There are many tools for trimming reads and removing adapters, such as Trim Galore!, Trimmomatic, Cutadapt, skewer, AlienTrimmer, BBDuk, and the most recent SOAPnuke and fastp.

Let’s use skewer to trim the Illumina 3’ adapter.

cd ~/rnaseq_course/trimming

$RUN skewer ~/rnaseq_course/raw_data/fastq_chr6/SRR3091420_1_chr6.fastq.gz \
		-x TGGAATTCTCGGGTGCCAAGG \
		-o SRR3091420_1_chr6 \
		-z

.--. .-.
: .--': :.-.
`. `. : `'.' .--. .-..-..-. .--. .--.
_`, :: . `.' '_.': `; `; :' '_.': ..'
`.__.':_;:_;`.__.'`.__.__.'`.__.':_;
skewer v0.2.2 [April 4, 2016]
Parameters used:
-- 3' end adapter sequence (-x):        TGGAATTCTCGGGTGCCAAGG
-- maximum error ratio allowed (-r):    0.100
-- maximum indel error ratio allowed (-d):      0.030
-- minimum read length allowed after trimming (-l):     18
-- file format (-f):            Solexa/Illumina 1.3+/Illumina 1.5+ FASTQ (auto detected)
-- minimum overlap length for adapter detection (-k):   3
Tue Feb  4 11:00:56 2020 >> started
|=================================================>| (100.00%)
Tue Feb  4 11:01:40 2020 >> done (43.669s)
12157169 reads processed; of these:
       0 ( 0.00%) short reads filtered out after trimming by size control
       0 ( 0.00%) empty reads filtered out after trimming by size control
12157169 (100.00%) reads available; of these:
  480367 ( 3.95%) trimmed reads available after processing
11676802 (96.05%) untrimmed reads available after processing
log has been saved to "SRR3091420_1-trimmed.log".

We can look at the read distribution after the trimming of the adapter by inspecting the log-file or re-launching FastQC.

cd ~/rnaseq_course/quality_control/
$RUN fastqc ~/rnaseq_course/trimming/SRR3091420_1_chr6-trimmed.fastq.gz -o .

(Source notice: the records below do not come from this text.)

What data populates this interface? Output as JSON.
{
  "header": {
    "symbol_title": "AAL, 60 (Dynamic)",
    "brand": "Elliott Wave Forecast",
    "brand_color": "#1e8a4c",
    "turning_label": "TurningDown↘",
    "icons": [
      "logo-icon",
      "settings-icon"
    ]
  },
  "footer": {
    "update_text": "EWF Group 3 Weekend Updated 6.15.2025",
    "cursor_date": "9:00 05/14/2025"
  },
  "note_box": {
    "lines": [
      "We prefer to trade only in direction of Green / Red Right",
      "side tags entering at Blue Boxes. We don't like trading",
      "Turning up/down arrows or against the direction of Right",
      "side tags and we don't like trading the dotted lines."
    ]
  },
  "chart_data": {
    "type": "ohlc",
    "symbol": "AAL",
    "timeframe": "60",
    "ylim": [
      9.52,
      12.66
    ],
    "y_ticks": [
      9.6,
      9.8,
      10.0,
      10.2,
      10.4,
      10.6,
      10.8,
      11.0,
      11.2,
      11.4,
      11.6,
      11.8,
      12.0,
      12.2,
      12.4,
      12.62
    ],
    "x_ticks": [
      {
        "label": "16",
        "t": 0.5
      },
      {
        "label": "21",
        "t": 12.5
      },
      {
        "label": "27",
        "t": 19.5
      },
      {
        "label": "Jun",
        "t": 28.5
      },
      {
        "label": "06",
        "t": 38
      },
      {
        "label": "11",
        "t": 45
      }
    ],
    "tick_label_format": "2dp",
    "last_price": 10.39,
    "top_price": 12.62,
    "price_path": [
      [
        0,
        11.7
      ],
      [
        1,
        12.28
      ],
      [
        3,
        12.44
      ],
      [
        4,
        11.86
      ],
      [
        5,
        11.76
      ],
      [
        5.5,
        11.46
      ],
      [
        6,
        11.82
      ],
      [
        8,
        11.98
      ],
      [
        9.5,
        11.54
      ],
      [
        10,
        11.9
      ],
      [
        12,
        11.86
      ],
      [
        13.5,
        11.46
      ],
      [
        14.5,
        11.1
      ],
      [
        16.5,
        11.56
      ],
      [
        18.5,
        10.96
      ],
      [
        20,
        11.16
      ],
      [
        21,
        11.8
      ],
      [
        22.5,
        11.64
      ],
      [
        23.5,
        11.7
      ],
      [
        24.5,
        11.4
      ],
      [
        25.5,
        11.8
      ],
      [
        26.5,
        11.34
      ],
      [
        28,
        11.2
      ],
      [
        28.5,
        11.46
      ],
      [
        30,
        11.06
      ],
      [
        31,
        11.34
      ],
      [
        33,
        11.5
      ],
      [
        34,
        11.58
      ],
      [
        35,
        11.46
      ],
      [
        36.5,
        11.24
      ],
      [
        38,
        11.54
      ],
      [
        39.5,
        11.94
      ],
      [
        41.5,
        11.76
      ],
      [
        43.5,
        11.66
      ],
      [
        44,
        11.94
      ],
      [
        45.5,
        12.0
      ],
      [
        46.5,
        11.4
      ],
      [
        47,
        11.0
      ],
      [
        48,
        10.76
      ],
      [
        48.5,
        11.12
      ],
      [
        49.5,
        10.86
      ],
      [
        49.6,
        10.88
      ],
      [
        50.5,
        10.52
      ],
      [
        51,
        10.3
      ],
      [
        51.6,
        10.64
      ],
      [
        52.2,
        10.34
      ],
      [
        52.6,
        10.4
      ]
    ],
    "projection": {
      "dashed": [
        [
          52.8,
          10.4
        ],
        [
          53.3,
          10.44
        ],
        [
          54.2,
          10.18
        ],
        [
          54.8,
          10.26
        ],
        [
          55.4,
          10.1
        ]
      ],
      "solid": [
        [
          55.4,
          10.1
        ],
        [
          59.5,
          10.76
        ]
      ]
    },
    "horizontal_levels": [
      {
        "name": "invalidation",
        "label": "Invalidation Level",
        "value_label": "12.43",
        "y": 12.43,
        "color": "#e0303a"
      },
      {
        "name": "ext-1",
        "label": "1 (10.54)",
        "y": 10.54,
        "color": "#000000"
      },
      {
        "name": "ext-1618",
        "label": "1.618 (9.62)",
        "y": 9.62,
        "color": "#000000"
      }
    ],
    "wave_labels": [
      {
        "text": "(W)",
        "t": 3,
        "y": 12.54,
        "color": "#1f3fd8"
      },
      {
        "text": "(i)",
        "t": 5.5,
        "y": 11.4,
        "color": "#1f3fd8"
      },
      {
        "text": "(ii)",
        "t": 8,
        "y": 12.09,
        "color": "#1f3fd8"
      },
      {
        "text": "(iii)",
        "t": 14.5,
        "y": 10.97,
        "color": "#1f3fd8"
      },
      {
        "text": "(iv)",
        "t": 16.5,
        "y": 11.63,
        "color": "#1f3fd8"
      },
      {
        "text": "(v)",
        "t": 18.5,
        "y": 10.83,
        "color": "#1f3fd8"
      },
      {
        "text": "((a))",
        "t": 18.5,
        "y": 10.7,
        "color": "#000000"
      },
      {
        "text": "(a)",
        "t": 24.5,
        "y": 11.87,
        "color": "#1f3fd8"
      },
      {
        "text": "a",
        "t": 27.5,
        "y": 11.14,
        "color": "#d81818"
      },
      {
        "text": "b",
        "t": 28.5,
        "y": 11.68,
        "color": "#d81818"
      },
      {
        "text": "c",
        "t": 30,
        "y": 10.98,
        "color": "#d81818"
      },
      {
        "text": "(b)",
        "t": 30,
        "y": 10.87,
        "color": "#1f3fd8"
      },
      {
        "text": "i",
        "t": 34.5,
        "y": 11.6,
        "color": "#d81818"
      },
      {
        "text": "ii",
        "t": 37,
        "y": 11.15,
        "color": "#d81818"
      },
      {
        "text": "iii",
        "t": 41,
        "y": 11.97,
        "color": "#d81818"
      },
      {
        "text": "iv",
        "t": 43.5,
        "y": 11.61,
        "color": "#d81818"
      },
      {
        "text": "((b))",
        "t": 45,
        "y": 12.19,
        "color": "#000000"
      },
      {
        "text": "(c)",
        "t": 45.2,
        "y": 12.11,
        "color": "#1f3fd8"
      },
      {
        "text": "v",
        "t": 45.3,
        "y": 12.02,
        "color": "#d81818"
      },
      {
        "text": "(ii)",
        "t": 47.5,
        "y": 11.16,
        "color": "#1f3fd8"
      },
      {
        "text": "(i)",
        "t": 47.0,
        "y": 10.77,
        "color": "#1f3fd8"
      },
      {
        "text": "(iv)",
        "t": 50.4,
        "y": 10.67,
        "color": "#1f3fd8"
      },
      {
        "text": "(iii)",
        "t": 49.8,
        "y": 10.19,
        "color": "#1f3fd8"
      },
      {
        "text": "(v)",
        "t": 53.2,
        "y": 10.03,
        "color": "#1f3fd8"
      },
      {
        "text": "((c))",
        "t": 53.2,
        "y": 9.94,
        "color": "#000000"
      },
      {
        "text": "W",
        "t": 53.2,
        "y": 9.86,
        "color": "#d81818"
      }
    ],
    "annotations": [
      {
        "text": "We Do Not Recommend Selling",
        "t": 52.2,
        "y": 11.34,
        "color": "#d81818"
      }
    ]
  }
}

firefox SRR3091420_1_chr6-trimmed_fastqc.html &

Example of a FastQC report for a trimmed small-RNA sample:

Now run skewer for all samples

for fastq in ~/rnaseq_course/raw_data/fastq_chr6/*fastq.gz
do echo $fastq
$RUN skewer $fastq \
                -x TGGAATTCTCGGGTGCCAAGG \
                -o $(basename $fastq .fastq.gz) \
                -z
done

EXERCISE

Let’s explore the tool skewer in more detail: use “skewer –help” for a description of the parameters.

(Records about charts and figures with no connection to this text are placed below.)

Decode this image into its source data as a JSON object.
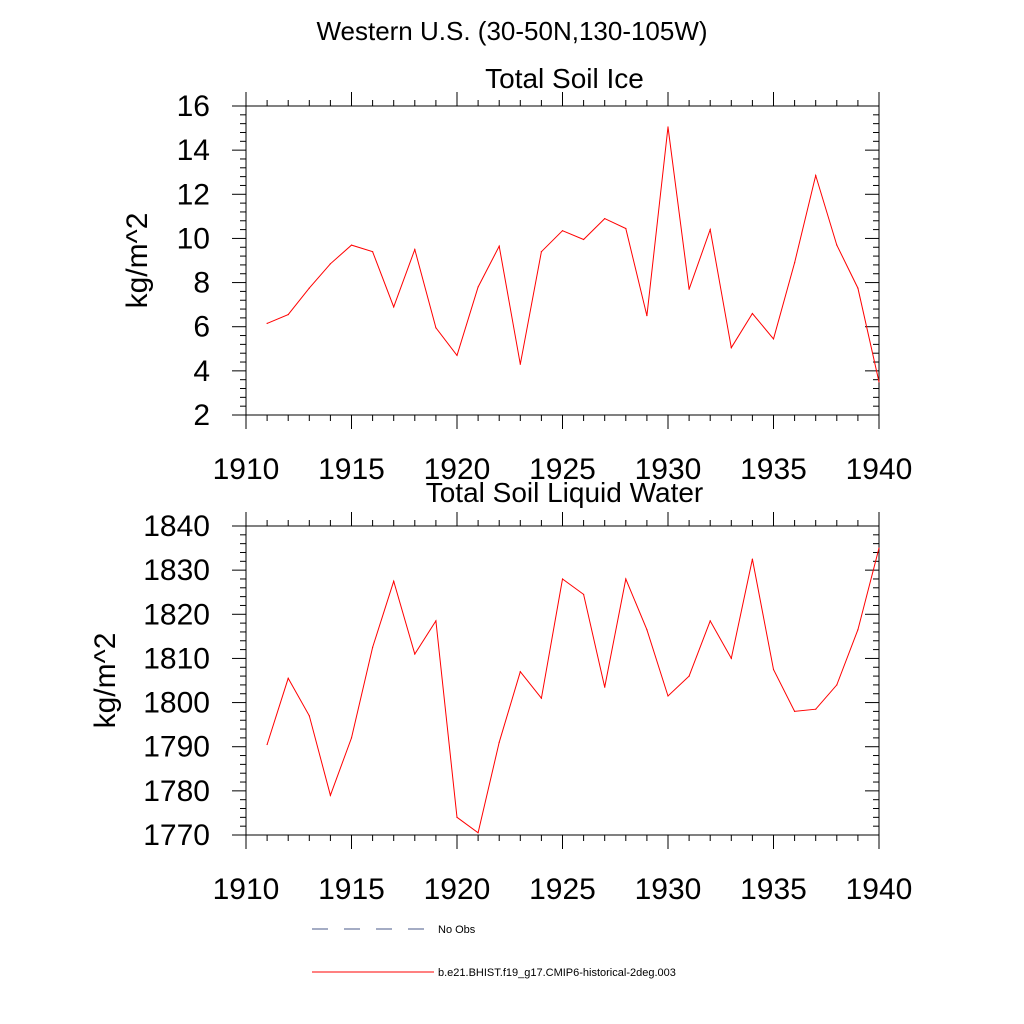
{
  "figure": {
    "title": "Western U.S. (30-50N,130-105W)"
  },
  "legend": {
    "items": [
      {
        "label": "No Obs",
        "color": "#4a5a8a",
        "dash": "dashed"
      },
      {
        "label": "b.e21.BHIST.f19_g17.CMIP6-historical-2deg.003",
        "color": "#ff0000",
        "dash": "solid"
      }
    ]
  },
  "chart_data": [
    {
      "type": "line",
      "title": "Total Soil Ice",
      "xlabel": "",
      "ylabel": "kg/m^2",
      "xlim": [
        1910,
        1940
      ],
      "ylim": [
        2,
        16
      ],
      "xticks": [
        1910,
        1915,
        1920,
        1925,
        1930,
        1935,
        1940
      ],
      "yticks": [
        2,
        4,
        6,
        8,
        10,
        12,
        14,
        16
      ],
      "x": [
        1911,
        1912,
        1913,
        1914,
        1915,
        1916,
        1917,
        1918,
        1919,
        1920,
        1921,
        1922,
        1923,
        1924,
        1925,
        1926,
        1927,
        1928,
        1929,
        1930,
        1931,
        1932,
        1933,
        1934,
        1935,
        1936,
        1937,
        1938,
        1939,
        1940
      ],
      "series": [
        {
          "color": "#ff0000",
          "values": [
            6.15,
            6.55,
            7.75,
            8.85,
            9.7,
            9.4,
            6.9,
            9.5,
            5.95,
            4.7,
            7.8,
            9.65,
            4.3,
            9.4,
            10.35,
            9.95,
            10.9,
            10.45,
            6.5,
            15.05,
            7.7,
            10.4,
            5.05,
            6.6,
            5.45,
            8.9,
            12.85,
            9.7,
            7.75,
            3.5
          ]
        }
      ]
    },
    {
      "type": "line",
      "title": "Total Soil Liquid Water",
      "xlabel": "",
      "ylabel": "kg/m^2",
      "xlim": [
        1910,
        1940
      ],
      "ylim": [
        1770,
        1840
      ],
      "xticks": [
        1910,
        1915,
        1920,
        1925,
        1930,
        1935,
        1940
      ],
      "yticks": [
        1770,
        1780,
        1790,
        1800,
        1810,
        1820,
        1830,
        1840
      ],
      "x": [
        1911,
        1912,
        1913,
        1914,
        1915,
        1916,
        1917,
        1918,
        1919,
        1920,
        1921,
        1922,
        1923,
        1924,
        1925,
        1926,
        1927,
        1928,
        1929,
        1930,
        1931,
        1932,
        1933,
        1934,
        1935,
        1936,
        1937,
        1938,
        1939,
        1940
      ],
      "series": [
        {
          "color": "#ff0000",
          "values": [
            1790.5,
            1805.5,
            1797,
            1779,
            1792,
            1812.5,
            1827.5,
            1811,
            1818.5,
            1774,
            1770.5,
            1791,
            1807,
            1801,
            1828,
            1824.5,
            1803.5,
            1828,
            1816.5,
            1801.5,
            1806,
            1818.5,
            1810,
            1832.5,
            1807.5,
            1798,
            1798.5,
            1804,
            1816.5,
            1835
          ]
        }
      ]
    }
  ]
}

Which parameter indicates the minimum read length allowed after trimming? What is its default value?
Which parameter indicates the threshold on the average read quality to be filtered out?
Using skewer, filter out reads in “SRR3091420_1-trimmed.fastq” that have average quality below 30 and trim them on 3’-end until the base quality has reached 30. How many reads were filtered out and how many remain?